Maddy wanted to protest that no one had warned her of anything like this, and why had it happened to her, who never got sick? She was not up to saying anything so complicated. Instead she said, “I feel awful.”
“Soon you’ll feel fine. Actually, you’ll probably feel better than you are. We’ve got rid of the nausea and dizziness, but you still have an inner-ear disturbance. It will be a while before the shot completes the repair. And you’re going to feel dopey and high and loose as a goose for the next few hours.” The fat man in the green medical outfit turned to John. “Feed her, Hyslop, if she can eat. That will help. Sleep would be even better. No alcohol or fizzes; they are chemically similar to the Asfanil shot and they’ll interact with it. Caffeine is all right, but no strenuous exercise. And there might be an Aphrodite effect, so no sex, and don’t take her dancing tonight.”
“I don’t dance,” John said seriously. “Thanks, Weinstein.”
“Hey, unless you guys find something useful for me to do now and again, they’ll stop paying me.” Weinstein reached out, took Maddy’s hand, and gave it a little formal shake. It seemed like pure courtesy, but she noticed that he watched her eyes and face closely while he did it.
“You’ll do,” he said. “Don’t worry if you think and say strange things. That’s standard drug side effects.”
Maddy risked a tiny nod of her head. No spinning of the room, no convulsive gag reflex. “I can manage. You don’t have to worry.”
You don’t have to worry. The person who needs to worry is me. I’m supposed to stick tight to John Hyslop, and he’s going off for a meeting out on the shield. Am I well enough to go with him? I don’t think so. But that isn’t even an issue. I have to be well enough. Or I must prevent him from going until I feel better.
“You do whatever you have to do.” Thanks, Gordy. I know the Argos Group rules.
The rules, the sacred rules. The rules were wonderful. They told you exactly what to do at all times.
Of course, the rules made no allowance for sickness or weariness. You probably had to die to get off the hook, and even that wouldn’t satisfy Gordy Rolfe. Worst of all, though the rules said what you had to do, they
offered no advice at all on how to do it.
12
John had relinquished his hold on her waist, but he still guided her with a hand on one forearm. He could not have been more proper, yet she could feel goose bumps rising under his fingers. As he led her out of Weinstein’s office — a neat, pink-walled room packed with medical equipment that she had no recollection of entering — Maddy felt spectacularly strange and light-headed. She struggled for self-control. You have a job to do. You’ve got to sticky with John Hyslop, or make him sticky with you.
She halted, so that John was forced to turn and face her. “Five minutes ago I didn’t think I’d ever feel like eating again. Now I’m all of a sudden starving. Your doctor friend said you could feed me. Will you do it?”
“Of course.”
“Soon?”
“Right away. Can you move by yourself, or do you need my help?”
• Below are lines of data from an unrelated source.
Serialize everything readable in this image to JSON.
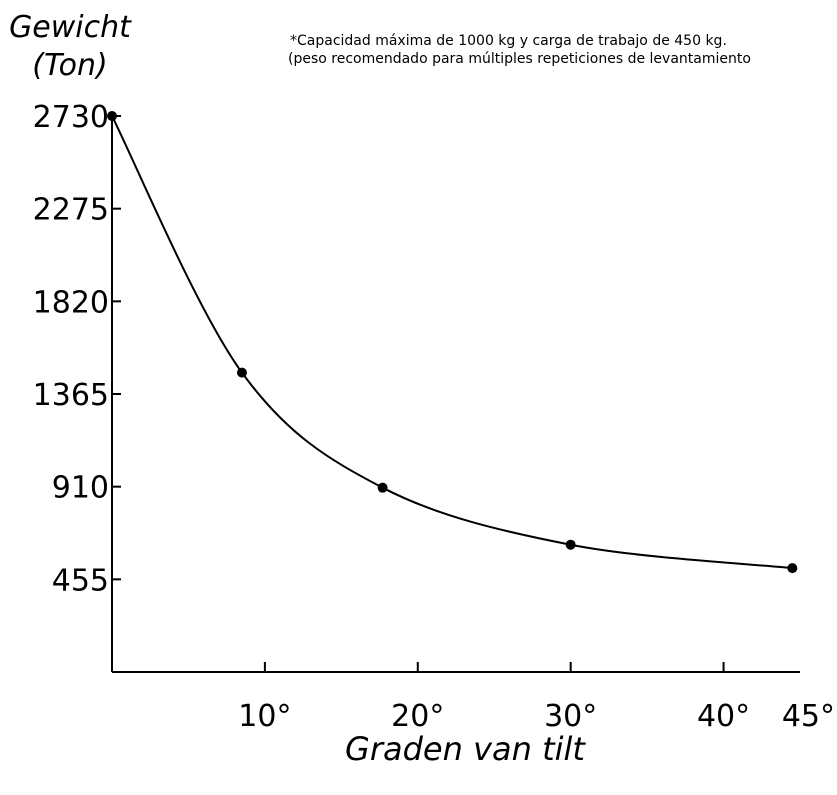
{
  "chart_data": {
    "type": "line",
    "xlabel": "Graden van tilt",
    "ylabel_lines": [
      "Gewicht",
      "(Ton)"
    ],
    "annotation_lines": [
      "*Capacidad máxima de 1000 kg y carga de trabajo de 450 kg.",
      "(peso recomendado para múltiples repeticiones de levantamiento"
    ],
    "xlim": [
      0,
      45
    ],
    "ylim": [
      0,
      2730
    ],
    "x_ticks": [
      {
        "value": 10,
        "label": "10°"
      },
      {
        "value": 20,
        "label": "20°"
      },
      {
        "value": 30,
        "label": "30°"
      },
      {
        "value": 40,
        "label": "40°"
      },
      {
        "value": 45,
        "label": "45°"
      }
    ],
    "y_ticks": [
      {
        "value": 455,
        "label": "455"
      },
      {
        "value": 910,
        "label": "910"
      },
      {
        "value": 1365,
        "label": "1365"
      },
      {
        "value": 1820,
        "label": "1820"
      },
      {
        "value": 2275,
        "label": "2275"
      },
      {
        "value": 2730,
        "label": "2730"
      }
    ],
    "series": [
      {
        "points": [
          {
            "x": 0,
            "y": 2730
          },
          {
            "x": 8.5,
            "y": 1470
          },
          {
            "x": 17.7,
            "y": 905
          },
          {
            "x": 30,
            "y": 625
          },
          {
            "x": 44.5,
            "y": 510
          }
        ]
      }
    ],
    "grid": false
  }
}
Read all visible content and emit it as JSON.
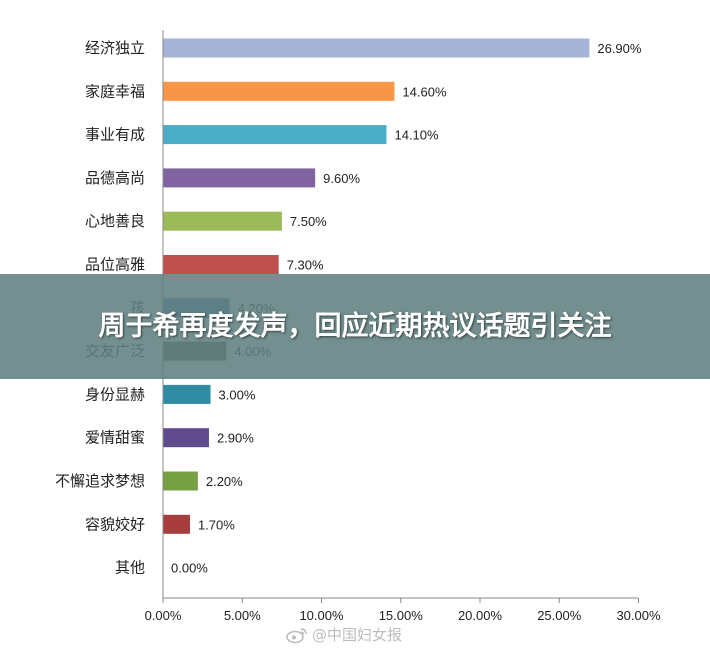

“I don’t know. If you could . . .”
She held out her hand, letting it flop limply at the wrist. Isn’t that what poor weak women are supposed to do? Just as well there’s no one from the Argos Group to see this. Maddy Wheatstone — rising star, hard as diamond, cold as Charon, never sick, never dependent — clinging for support like a delicate flower.
You do whatever you have to do. John Hyslop didn’t even seem suspicious. He took her by the elbow and carefully walked her to a drop chute. He halted at the edge.
“We’ll be in free fall in the chute, but only for a few seconds. Can you stand that?”
Maddy nodded. The head movement was another informal test of her balance centers, and it went fine. All sense of vertigo had gone. In its place she felt a delicious, sensual languor. Was it low gravity that produced the sense of moving deep in warm water, or was it Weinstein’s drug?